The company is not calling for an immediate halt to AI development. Instead, Favaro and Clark propose a coordinated international pause mechanism with three simultaneous conditions: multiple well-resourced frontier labs in multiple countries agree to stop, each can verify the others have actually stopped, and clear conditions specify when the pause ends and what triggers it.
Anthropic's own commitment is explicitly conditional: "If such systems existed, we expect that we would slow down or temporarily pause, if other developers at or near the frontier also did so in a verifiable manner". Jack Clark, Anthropic's cofounder, was more direct in a BBC Newsnight interview, stating: "Right now, it's like the AI industry has a gas pedal, but it doesn't have a brake pedal".
The post compares the challenge to nuclear arms control, specifically the INF Treaty model, then notes a critical difference: nuclear warhead counts involve physical objects in known locations. AI training runs involve code, compute, and datasets that are indistinguishable from ordinary software development. A training run can be concealed without specialized equipment or observable signatures.
Steps to Understanding Anthropic's Verification Challenge
- The Detection Problem: Unlike nuclear weapons, AI training runs leave no physical signatures and use general-purpose computing infrastructure that looks identical to normal software development, making verification nearly impossible without unprecedented transparency agreements.
- The Coordination Problem: Any pause mechanism requires simultaneous agreement from multiple competing frontier labs across different countries, each with financial incentives to continue development unilaterally.
- The Enforcement Problem: Even if labs agree to pause, there is no mechanism to verify compliance without intrusive monitoring of proprietary research, which companies are unlikely to permit.
The post doesn't offer a solution to these problems. Instead, it calls for "deliberative conversations" to investigate the verification challenge. That's a reasonable request, but functionally it amounts to asking the industry to spend time organizing conversations while labs continue training larger models.

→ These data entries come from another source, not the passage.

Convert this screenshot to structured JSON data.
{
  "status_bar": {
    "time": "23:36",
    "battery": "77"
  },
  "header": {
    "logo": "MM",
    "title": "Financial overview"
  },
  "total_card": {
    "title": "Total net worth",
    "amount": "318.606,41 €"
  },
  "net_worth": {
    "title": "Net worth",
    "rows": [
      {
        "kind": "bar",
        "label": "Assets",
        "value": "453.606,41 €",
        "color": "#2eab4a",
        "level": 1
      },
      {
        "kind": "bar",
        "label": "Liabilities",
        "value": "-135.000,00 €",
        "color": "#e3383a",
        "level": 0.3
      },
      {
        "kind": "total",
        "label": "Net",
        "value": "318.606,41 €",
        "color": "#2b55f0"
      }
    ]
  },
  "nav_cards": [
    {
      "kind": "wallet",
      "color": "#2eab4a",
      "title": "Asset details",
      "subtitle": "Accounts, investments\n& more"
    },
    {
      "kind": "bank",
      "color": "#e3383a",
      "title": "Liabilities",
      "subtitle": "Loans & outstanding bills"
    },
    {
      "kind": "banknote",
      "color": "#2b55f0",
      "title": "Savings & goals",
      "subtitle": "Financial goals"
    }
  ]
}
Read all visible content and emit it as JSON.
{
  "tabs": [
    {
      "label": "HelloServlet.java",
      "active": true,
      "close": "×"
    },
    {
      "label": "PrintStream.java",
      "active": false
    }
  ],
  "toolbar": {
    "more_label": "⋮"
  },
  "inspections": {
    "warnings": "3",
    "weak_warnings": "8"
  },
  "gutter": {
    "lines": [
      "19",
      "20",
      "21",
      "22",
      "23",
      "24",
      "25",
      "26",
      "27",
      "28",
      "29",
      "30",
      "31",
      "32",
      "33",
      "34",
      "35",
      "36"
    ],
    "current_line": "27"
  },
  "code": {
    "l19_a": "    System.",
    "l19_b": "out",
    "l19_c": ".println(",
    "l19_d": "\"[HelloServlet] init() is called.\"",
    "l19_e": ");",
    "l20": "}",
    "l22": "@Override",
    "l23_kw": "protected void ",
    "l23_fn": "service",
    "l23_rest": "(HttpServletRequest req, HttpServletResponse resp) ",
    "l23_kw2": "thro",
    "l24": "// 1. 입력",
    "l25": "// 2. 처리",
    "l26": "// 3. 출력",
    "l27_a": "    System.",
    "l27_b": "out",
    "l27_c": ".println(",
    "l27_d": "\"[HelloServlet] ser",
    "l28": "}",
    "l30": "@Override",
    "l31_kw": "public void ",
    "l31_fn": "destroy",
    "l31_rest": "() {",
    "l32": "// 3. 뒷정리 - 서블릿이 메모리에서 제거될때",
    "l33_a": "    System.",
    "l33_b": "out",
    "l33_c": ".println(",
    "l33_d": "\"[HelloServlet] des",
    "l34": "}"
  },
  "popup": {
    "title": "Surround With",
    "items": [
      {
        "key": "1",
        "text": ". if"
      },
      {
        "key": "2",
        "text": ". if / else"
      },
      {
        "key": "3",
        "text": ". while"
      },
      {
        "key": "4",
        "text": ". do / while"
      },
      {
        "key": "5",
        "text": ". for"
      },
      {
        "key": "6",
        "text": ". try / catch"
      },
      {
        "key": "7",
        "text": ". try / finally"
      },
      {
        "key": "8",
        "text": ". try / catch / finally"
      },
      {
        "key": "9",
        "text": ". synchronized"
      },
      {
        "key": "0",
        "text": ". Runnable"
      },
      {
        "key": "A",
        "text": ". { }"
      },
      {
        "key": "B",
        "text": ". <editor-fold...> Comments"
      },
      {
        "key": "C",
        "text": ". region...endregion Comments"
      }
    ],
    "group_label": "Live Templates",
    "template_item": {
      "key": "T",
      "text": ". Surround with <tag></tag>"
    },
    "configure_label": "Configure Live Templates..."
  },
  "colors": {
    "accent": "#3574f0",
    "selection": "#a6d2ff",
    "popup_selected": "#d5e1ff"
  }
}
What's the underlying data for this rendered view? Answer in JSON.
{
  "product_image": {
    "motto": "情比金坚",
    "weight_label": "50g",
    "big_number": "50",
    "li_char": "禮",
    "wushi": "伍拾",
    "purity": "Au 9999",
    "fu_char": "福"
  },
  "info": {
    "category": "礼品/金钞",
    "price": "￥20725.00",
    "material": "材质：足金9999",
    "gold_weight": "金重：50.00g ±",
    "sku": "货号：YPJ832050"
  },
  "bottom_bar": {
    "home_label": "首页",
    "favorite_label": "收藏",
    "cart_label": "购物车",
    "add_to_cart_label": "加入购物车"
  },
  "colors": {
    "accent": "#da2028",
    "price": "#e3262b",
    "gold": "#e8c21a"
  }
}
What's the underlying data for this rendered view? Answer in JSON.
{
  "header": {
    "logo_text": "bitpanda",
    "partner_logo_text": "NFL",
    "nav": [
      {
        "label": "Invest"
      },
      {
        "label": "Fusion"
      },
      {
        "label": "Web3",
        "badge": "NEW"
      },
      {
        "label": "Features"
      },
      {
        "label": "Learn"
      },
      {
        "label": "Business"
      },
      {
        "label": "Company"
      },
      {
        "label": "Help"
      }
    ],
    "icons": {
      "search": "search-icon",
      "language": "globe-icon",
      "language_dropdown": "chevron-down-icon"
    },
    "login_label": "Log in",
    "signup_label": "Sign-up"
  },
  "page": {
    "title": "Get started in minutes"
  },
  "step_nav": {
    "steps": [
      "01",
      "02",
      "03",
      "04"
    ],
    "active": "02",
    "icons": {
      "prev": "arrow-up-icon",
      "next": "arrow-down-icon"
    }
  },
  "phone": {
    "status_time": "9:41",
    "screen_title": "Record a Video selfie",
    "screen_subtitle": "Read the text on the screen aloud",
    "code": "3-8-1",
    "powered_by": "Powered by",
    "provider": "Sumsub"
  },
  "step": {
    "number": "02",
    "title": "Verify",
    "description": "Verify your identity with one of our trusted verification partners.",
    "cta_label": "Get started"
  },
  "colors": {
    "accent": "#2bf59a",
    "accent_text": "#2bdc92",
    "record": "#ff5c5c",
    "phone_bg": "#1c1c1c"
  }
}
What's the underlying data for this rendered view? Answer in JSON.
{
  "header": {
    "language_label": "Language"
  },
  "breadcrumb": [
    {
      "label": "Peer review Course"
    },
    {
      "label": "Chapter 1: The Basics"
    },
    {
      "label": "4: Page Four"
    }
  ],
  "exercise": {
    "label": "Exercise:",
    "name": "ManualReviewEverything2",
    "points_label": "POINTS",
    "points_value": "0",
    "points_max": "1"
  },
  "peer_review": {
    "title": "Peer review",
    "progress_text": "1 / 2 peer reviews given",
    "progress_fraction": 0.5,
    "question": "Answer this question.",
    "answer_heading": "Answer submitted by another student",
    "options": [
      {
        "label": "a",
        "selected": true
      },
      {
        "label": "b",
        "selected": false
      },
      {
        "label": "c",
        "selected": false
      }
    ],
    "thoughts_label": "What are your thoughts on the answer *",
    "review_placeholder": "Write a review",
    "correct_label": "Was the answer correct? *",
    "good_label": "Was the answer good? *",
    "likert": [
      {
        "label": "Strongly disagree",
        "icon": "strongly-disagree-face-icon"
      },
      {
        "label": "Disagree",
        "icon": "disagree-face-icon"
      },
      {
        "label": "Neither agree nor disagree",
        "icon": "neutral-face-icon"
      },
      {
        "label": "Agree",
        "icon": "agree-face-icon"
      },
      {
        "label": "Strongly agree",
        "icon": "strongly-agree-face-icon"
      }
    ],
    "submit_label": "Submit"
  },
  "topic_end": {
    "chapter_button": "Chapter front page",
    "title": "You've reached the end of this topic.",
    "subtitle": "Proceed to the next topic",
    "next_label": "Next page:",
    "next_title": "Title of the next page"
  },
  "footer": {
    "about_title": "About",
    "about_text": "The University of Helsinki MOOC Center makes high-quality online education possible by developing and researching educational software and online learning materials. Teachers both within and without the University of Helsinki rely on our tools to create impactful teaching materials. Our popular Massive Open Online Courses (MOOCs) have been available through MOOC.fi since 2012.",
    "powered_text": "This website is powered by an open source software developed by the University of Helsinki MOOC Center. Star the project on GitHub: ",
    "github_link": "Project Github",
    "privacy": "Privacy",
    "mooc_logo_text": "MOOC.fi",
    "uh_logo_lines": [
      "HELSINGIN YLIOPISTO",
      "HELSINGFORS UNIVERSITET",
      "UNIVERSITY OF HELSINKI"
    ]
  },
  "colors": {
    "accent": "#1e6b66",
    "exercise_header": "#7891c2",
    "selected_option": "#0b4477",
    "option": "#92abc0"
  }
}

Why Are Critics Calling This "Regulatory Capture"?
The reactions from outside Anthropic split along predictable lines. Rob Enderle of the Enderle Group called the effort "more about strategic marketing than any concrete initiative," suggesting that publicizing Anthropic's progress toward recursive self-improvement is "a more calculated move" than it appears.
Holger Mueller of Constellation Research put the conflict of interest directly: "Is it trying to freeze the status quo so it can catch up, or simply retain its lead?". The sharpest critique came from venture capitalist David Sacks, who called it a "regulatory capture agenda," arguing that companies calling loudest for heavy regulation are those whose closed, expensive models benefit most from rules that make smaller open-source alternatives harder to develop.
The timing amplifies these concerns. Anthropic is filing for an IPO that would raise billions in capital for scaling operations, while simultaneously warning that scaling may be dangerous. The company is asking for a coordinated international pause, but only if competitors agree to pause in a verifiable manner. Until then, Anthropic's incentive is to move faster than rivals.
The S-1 filing is a regulatory document, and Anthropic is required to describe material risks to its business, including risks from its own technology. "When AI Builds Itself" reads, in part, like a first draft of what that risk section might say, with the disclosure that 80% of the company's own code is now written by the system it's warning about.
Whether Anthropic's warning reflects genuine concern about AI safety or strategic positioning ahead of an IPO may ultimately depend on what the company does next. If Anthropic voluntarily slows development while waiting for competitors to coordinate, the warning carries weight. If the company accelerates scaling while calling for international pauses, the critique about regulatory capture will likely intensify.